The ministry said many relatives were either ill with Covid-19 or on quarantine and so could not collect bodies of their loved ones for funerals.

Separate footage last week showed some 30 corpses in black bags stashed in a basement in a hospital in Barnaul, Altai region.

A long queue of people with coronavirus symptoms who want to get to a doctor in Zheleznogorsk clinic (@borusio)

Another video highlighted by Borusio social media shows dozens of people suffering Covid-19 symptoms in Zheleznogorsk forced to queue in subzero temperatures to see a doctor.

Similar queues were seen in Krasnoyarsk.

There have been reports of severe shortages of antibiotics.

In Rostov-on-Don new details have emerged of a case last week when 13 patients died after the oxygen supply ran out at Hospital Number 20.

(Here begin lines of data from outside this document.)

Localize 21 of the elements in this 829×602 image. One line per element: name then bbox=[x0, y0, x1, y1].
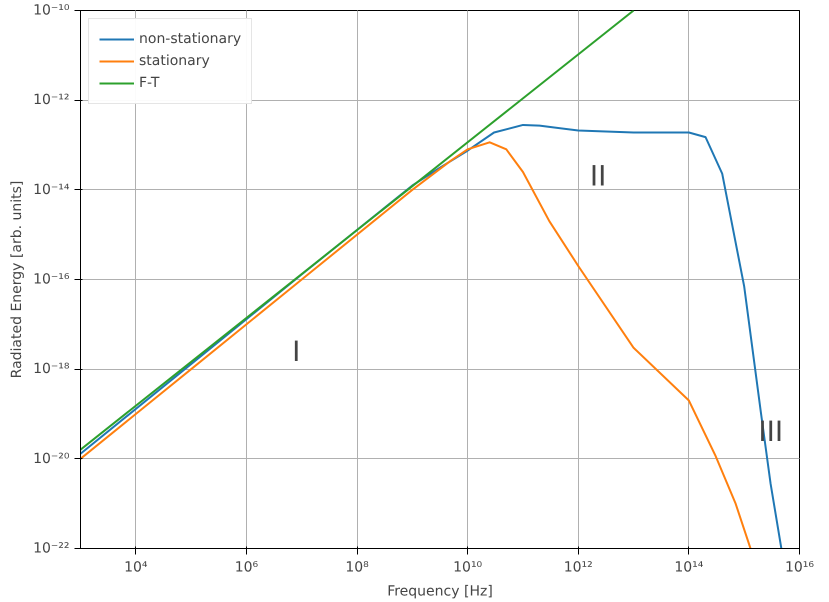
annotation: II bbox=[590, 160, 606, 193]
x-tick-label: 10¹⁶ bbox=[784, 560, 814, 576]
y-tick-label: 10⁻¹⁰ bbox=[33, 2, 70, 18]
x-tick-label: 10¹² bbox=[564, 560, 593, 576]
x-tick-label: 10¹⁴ bbox=[674, 560, 704, 576]
y-tick-label: 10⁻¹² bbox=[33, 92, 70, 108]
y-tick-label: 10⁻²² bbox=[33, 540, 70, 556]
legend-label: F-T bbox=[139, 75, 160, 91]
annotation: I bbox=[292, 335, 300, 368]
x-axis-title: Frequency [Hz] bbox=[387, 584, 493, 600]
y-tick-label: 10⁻¹⁸ bbox=[33, 361, 70, 378]
legend-label: stationary bbox=[139, 53, 210, 69]
y-axis-title: Radiated Energy [arb. units] bbox=[9, 180, 26, 378]
x-tick-label: 10¹⁰ bbox=[453, 560, 483, 576]
x-tick-label: 10⁶ bbox=[234, 560, 259, 576]
y-tick-label: 10⁻¹⁴ bbox=[33, 182, 70, 198]
y-tick-label: 10⁻²⁰ bbox=[33, 450, 70, 467]
x-tick-label: 10⁸ bbox=[345, 560, 370, 576]
y-tick-label: 10⁻¹⁶ bbox=[33, 272, 70, 288]
legend-label: non-stationary bbox=[139, 31, 242, 47]
x-tick-label: 10⁴ bbox=[124, 560, 148, 576]
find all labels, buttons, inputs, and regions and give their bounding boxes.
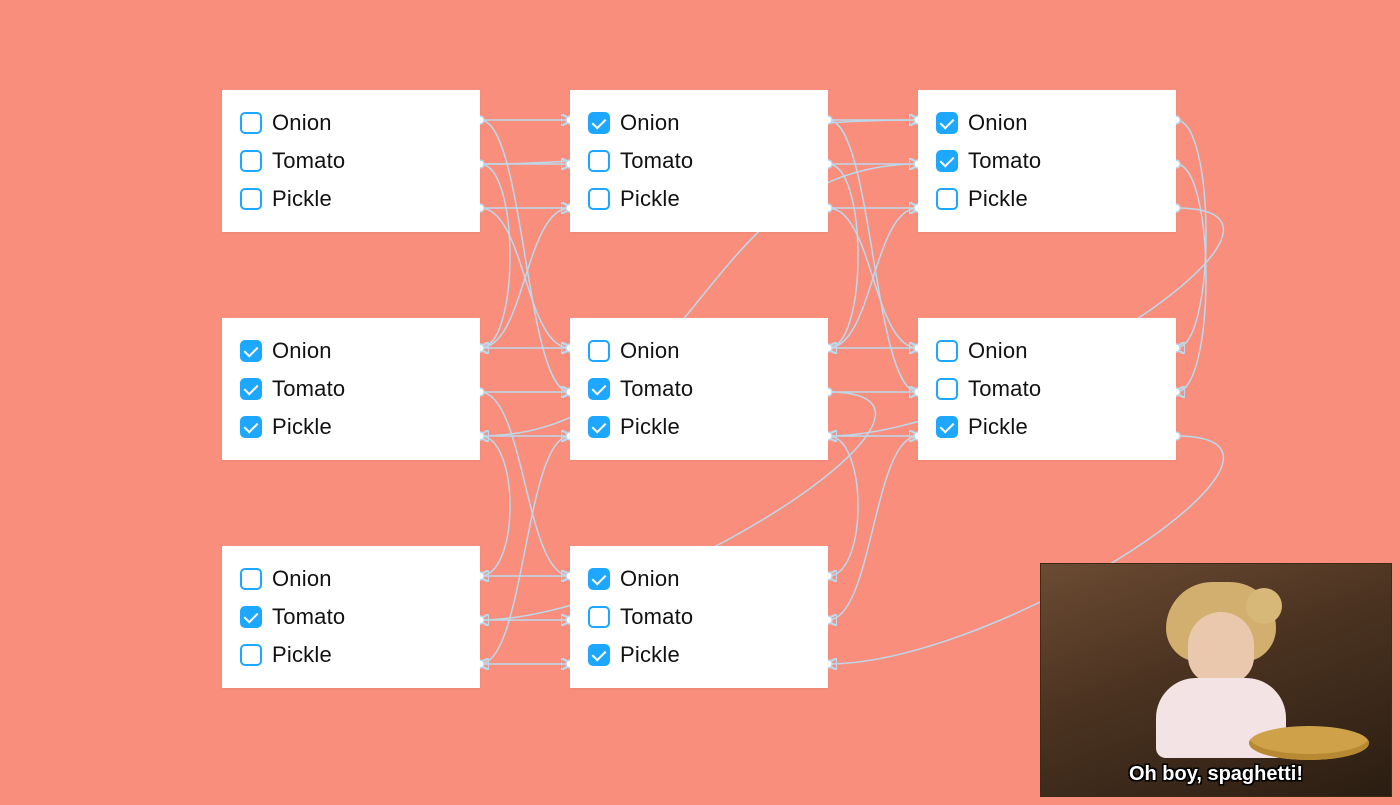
checkbox-row[interactable]: Onion xyxy=(240,560,462,598)
checkbox-label: Onion xyxy=(272,566,332,592)
checkbox-row[interactable]: Tomato xyxy=(936,370,1158,408)
checkbox-unchecked-icon[interactable] xyxy=(588,188,610,210)
checkbox-label: Onion xyxy=(620,338,680,364)
checkbox-checked-icon[interactable] xyxy=(240,416,262,438)
checkbox-row[interactable]: Pickle xyxy=(240,636,462,674)
checkbox-row[interactable]: Pickle xyxy=(240,180,462,218)
checkbox-row[interactable]: Onion xyxy=(240,104,462,142)
state-card: Onion Tomato Pickle xyxy=(222,90,480,232)
checkbox-unchecked-icon[interactable] xyxy=(588,150,610,172)
checkbox-label: Tomato xyxy=(272,376,345,402)
checkbox-unchecked-icon[interactable] xyxy=(588,606,610,628)
checkbox-unchecked-icon[interactable] xyxy=(240,568,262,590)
state-card: Onion Tomato Pickle xyxy=(570,90,828,232)
checkbox-row[interactable]: Tomato xyxy=(936,142,1158,180)
meme-image: Oh boy, spaghetti! xyxy=(1040,563,1392,797)
checkbox-unchecked-icon[interactable] xyxy=(588,340,610,362)
checkbox-checked-icon[interactable] xyxy=(936,150,958,172)
checkbox-unchecked-icon[interactable] xyxy=(240,112,262,134)
state-card: Onion Tomato Pickle xyxy=(222,546,480,688)
checkbox-checked-icon[interactable] xyxy=(936,112,958,134)
checkbox-checked-icon[interactable] xyxy=(588,112,610,134)
checkbox-label: Pickle xyxy=(620,414,680,440)
checkbox-row[interactable]: Tomato xyxy=(588,370,810,408)
checkbox-label: Onion xyxy=(620,566,680,592)
checkbox-row[interactable]: Tomato xyxy=(588,598,810,636)
meme-caption: Oh boy, spaghetti! xyxy=(1129,763,1303,796)
canvas: Onion Tomato Pickle Onion Tomato Pickle Onion T… xyxy=(0,0,1400,805)
checkbox-label: Tomato xyxy=(272,604,345,630)
checkbox-label: Onion xyxy=(272,338,332,364)
checkbox-label: Tomato xyxy=(620,376,693,402)
checkbox-label: Pickle xyxy=(272,414,332,440)
checkbox-row[interactable]: Tomato xyxy=(588,142,810,180)
checkbox-unchecked-icon[interactable] xyxy=(936,188,958,210)
checkbox-label: Pickle xyxy=(272,186,332,212)
checkbox-row[interactable]: Onion xyxy=(936,332,1158,370)
state-card: Onion Tomato Pickle xyxy=(918,90,1176,232)
checkbox-checked-icon[interactable] xyxy=(588,644,610,666)
checkbox-row[interactable]: Onion xyxy=(936,104,1158,142)
checkbox-checked-icon[interactable] xyxy=(936,416,958,438)
checkbox-row[interactable]: Pickle xyxy=(936,408,1158,446)
checkbox-label: Onion xyxy=(272,110,332,136)
checkbox-label: Tomato xyxy=(272,148,345,174)
checkbox-unchecked-icon[interactable] xyxy=(240,188,262,210)
checkbox-label: Tomato xyxy=(968,148,1041,174)
checkbox-label: Pickle xyxy=(968,414,1028,440)
checkbox-row[interactable]: Pickle xyxy=(588,180,810,218)
checkbox-label: Onion xyxy=(620,110,680,136)
checkbox-checked-icon[interactable] xyxy=(240,340,262,362)
checkbox-label: Pickle xyxy=(272,642,332,668)
checkbox-row[interactable]: Pickle xyxy=(588,408,810,446)
checkbox-unchecked-icon[interactable] xyxy=(936,340,958,362)
checkbox-row[interactable]: Tomato xyxy=(240,370,462,408)
state-card: Onion Tomato Pickle xyxy=(918,318,1176,460)
checkbox-unchecked-icon[interactable] xyxy=(240,644,262,666)
checkbox-checked-icon[interactable] xyxy=(240,606,262,628)
checkbox-row[interactable]: Pickle xyxy=(936,180,1158,218)
checkbox-row[interactable]: Tomato xyxy=(240,598,462,636)
checkbox-checked-icon[interactable] xyxy=(588,416,610,438)
checkbox-row[interactable]: Pickle xyxy=(588,636,810,674)
checkbox-row[interactable]: Onion xyxy=(240,332,462,370)
checkbox-unchecked-icon[interactable] xyxy=(936,378,958,400)
checkbox-row[interactable]: Tomato xyxy=(240,142,462,180)
checkbox-row[interactable]: Onion xyxy=(588,332,810,370)
checkbox-label: Onion xyxy=(968,110,1028,136)
checkbox-checked-icon[interactable] xyxy=(588,568,610,590)
checkbox-label: Tomato xyxy=(620,604,693,630)
checkbox-row[interactable]: Onion xyxy=(588,560,810,598)
checkbox-checked-icon[interactable] xyxy=(240,378,262,400)
checkbox-label: Onion xyxy=(968,338,1028,364)
state-card: Onion Tomato Pickle xyxy=(570,318,828,460)
checkbox-checked-icon[interactable] xyxy=(588,378,610,400)
checkbox-unchecked-icon[interactable] xyxy=(240,150,262,172)
checkbox-label: Pickle xyxy=(968,186,1028,212)
meme-plate xyxy=(1249,726,1369,760)
checkbox-label: Tomato xyxy=(620,148,693,174)
checkbox-label: Pickle xyxy=(620,186,680,212)
state-card: Onion Tomato Pickle xyxy=(222,318,480,460)
checkbox-row[interactable]: Onion xyxy=(588,104,810,142)
checkbox-row[interactable]: Pickle xyxy=(240,408,462,446)
state-card: Onion Tomato Pickle xyxy=(570,546,828,688)
checkbox-label: Tomato xyxy=(968,376,1041,402)
checkbox-label: Pickle xyxy=(620,642,680,668)
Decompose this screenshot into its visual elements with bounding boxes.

A doctor, Artur Toporov, has written to Vladimir Putin revealing how medics made frantic calls to restore the oxygen supply to critically-ill patients but to no avail.

Similar queues were seen in Krasnoyarsk as a second spike in Russia hits (VK.com)

“At 10.10pm…the oxygen dropped to zero level,” he wrote, explaining that this followed a series of interruptions in supply.

“Our reserves were empty.

“The state of all the patients worsened. We called the chief doctor again. For 40 minutes there was no oxygen in ventilators. The fifth clinical death was recorded at 10.30pm.”

Reports say a total of 13 died.

He claimed that hospital chiefs had started to remove evidence of the oxygen outage as detectives start investigating the shocking incident.

Russia national coronavirus information centre has registered some 26,050 deaths from Covid-19 but a second spike is severely hitting some regions.

Russia’s state statistics agency Rosstatput the real number of coronavirus deaths at 45,663 between April and August, the latest available month for which information is available.

However, a demographic forecaster Alexei Raksha who left Russia this summer claiming an official cover-up has said the true total should be “multiplied by three”, making it one of the worst in Europe.

Excess deaths now amount to around 115,000, it is claimed.

“I don’t think data related to public health or the death toll should be hidden away,” he told Bloomberg.

“It’s a throwback to some of the worst practices of the Soviet Union.”